The everyday pain and loneliness. The one you don't even always register. The small gift of hope and belonging within the gentle friendship between a sailor and a little girl. And a red ship.

This is a novel what made me feel like a teenage spirit once again. When you feel more than think, when the pain and the beauty of feeling are everything. In all the goodness and limits of this.
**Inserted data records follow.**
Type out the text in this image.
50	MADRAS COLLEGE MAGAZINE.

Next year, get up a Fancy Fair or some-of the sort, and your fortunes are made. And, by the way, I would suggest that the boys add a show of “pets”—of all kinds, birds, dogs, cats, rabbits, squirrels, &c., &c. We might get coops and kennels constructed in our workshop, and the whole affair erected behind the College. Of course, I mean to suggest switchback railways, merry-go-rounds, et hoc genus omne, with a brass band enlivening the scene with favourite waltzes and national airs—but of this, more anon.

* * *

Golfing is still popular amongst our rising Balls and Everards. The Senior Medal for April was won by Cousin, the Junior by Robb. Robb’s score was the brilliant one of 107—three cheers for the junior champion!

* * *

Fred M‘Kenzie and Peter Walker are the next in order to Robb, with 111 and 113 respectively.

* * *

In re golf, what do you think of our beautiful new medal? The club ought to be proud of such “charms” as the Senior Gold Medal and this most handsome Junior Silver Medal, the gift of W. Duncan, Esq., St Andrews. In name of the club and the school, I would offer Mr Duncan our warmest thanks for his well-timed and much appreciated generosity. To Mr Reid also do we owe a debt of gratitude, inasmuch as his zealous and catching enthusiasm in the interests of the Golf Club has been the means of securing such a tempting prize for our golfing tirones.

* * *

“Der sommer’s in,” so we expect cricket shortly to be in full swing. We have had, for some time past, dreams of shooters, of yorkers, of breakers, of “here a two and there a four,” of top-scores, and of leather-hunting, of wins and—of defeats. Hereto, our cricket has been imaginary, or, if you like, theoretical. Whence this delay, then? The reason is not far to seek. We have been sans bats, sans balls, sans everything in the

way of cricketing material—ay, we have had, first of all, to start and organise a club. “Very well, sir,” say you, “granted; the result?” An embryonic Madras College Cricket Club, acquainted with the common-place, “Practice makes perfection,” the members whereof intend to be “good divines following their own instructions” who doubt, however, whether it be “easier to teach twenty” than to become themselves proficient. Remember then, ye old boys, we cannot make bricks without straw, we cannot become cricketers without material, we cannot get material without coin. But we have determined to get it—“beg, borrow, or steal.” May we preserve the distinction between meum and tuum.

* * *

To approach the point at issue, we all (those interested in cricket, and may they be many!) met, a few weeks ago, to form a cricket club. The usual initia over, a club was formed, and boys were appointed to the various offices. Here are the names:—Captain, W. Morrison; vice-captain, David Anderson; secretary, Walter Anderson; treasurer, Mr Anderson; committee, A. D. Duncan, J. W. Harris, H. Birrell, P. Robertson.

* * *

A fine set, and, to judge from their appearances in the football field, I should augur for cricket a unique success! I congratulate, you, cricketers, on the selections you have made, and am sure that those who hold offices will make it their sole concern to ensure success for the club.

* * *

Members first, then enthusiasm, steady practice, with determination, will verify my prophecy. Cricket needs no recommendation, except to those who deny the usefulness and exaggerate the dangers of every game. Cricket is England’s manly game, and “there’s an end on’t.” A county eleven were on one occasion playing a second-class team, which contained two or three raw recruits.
Isla is a girl living with her divorced mother and younger brother - and she is facing all of the "small" crisis of her situation alone, and even trying to take the best care of her brother.
Bo is a Danish sailor and cook loving the life at a "good ship" Nella Dan. Nella Dan sails to Antarctica and back with the expeditions and life is good on her. But there is loneliness, too, and man might start dream about settling down, maybe.
So Isla and Bo meets. He might have a relationship with her mother, but he is also very much present in Isla's life. A kind of father and daughter relationship, just a few moments, but the kind of the ones who stays here for a life.

This is beautifully written book. It reads more like a collection of short stories, as there is a very little of timeline. Or a diary pages. You read the pieces of Isla's and Bo's life, small stories - some "normal", some sad, some about the tender understanding between them.

But maybe there is too much sadness there.
After all, this tender bonding - this is a beautiful thing, a gift for life. One should value and enjoy these gifts, and remember them with warmth.

So read this book for its beauty, and for your memories. And then go to the phone and call, or open the e-mail inbox, or just find a pen and some paper. And say "Thank you".